The bond marketing process provided the first opportunity to invest to local financial institutions and, according to Tom Pisarkiewicz, president of L.J. Hart & Company, the Bank of Salem purchased $120,000, Progressive Ozark Bank acquired $330,000, Town and Country Bank bought $570,000, and $275,000 was made available through Edward Jones. The local support was helpful to the success of the financing.
“It is nice that our marketing procedures facilitated this local involvement while still receiving attractive interest rates,” commented Godi.
The board of directors selected the negotiated sale of the bonds in order to capture current market conditions, to be certain that local banks received an opportunity to purchase the bonds, and because the proposed interest rates were fair based upon current conditions in the municipal bond market.
The information shared by L. J. Hart & Company indicated that the bonds are scheduled to mature on March 1, 2028, through March 1, 2045, at a 5.00% interest rate with reoffered yields ranging from 3.35% to 5.05%, which produces additional funds in the amount of $92,254.60. The interest income from the bonds is exempt from federal and state of Missouri income taxes, and the bonds were available in $5,000 denominations.

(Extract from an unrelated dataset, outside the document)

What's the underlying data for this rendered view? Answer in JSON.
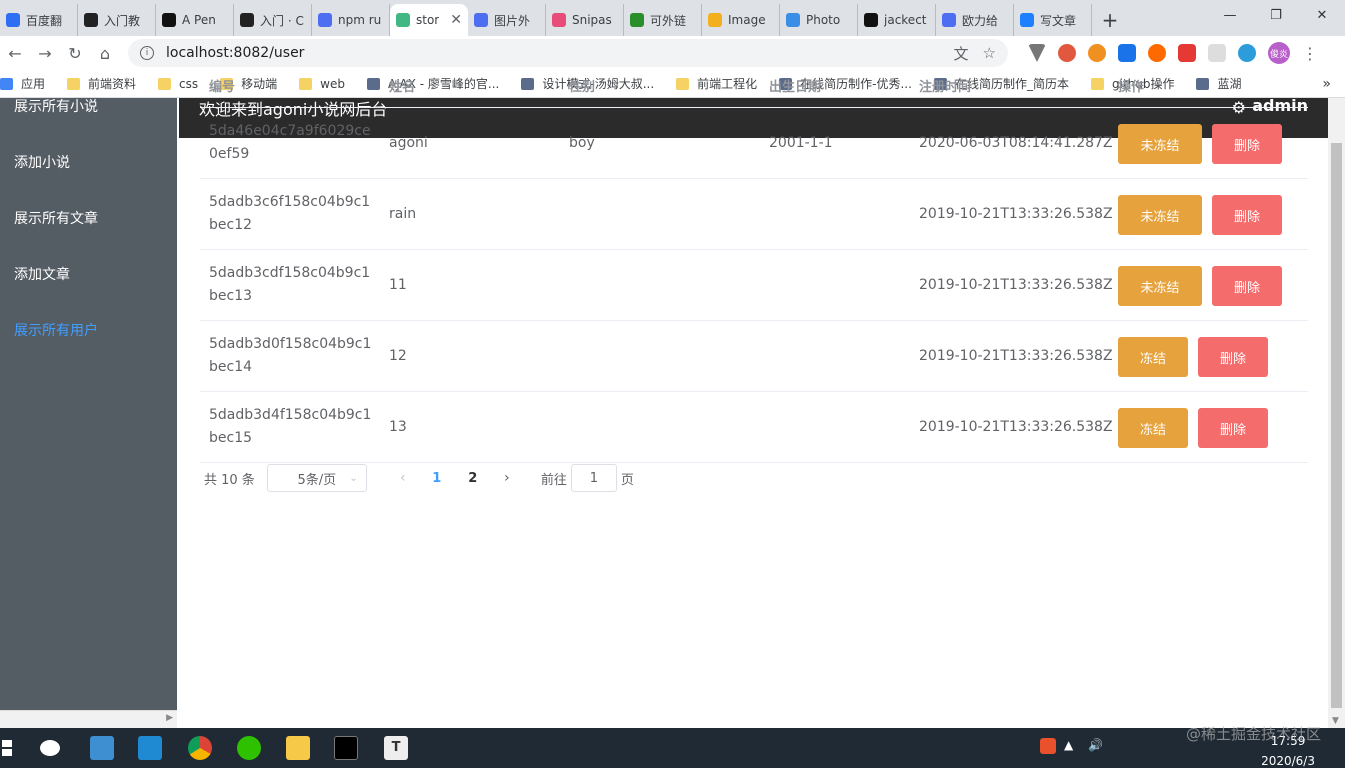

The bonds do contain optional redemption (call) provisions on March 1, 2030, at no penalty that will facilitate the reduction of future interest expense in the event of prepayment or a future refunding to lower rates if market conditions make it economically feasible. The financing proceeds became available to the district on July 17, 2025, and will be reinvested by the district to earn additional interest for use in the completion of the projects.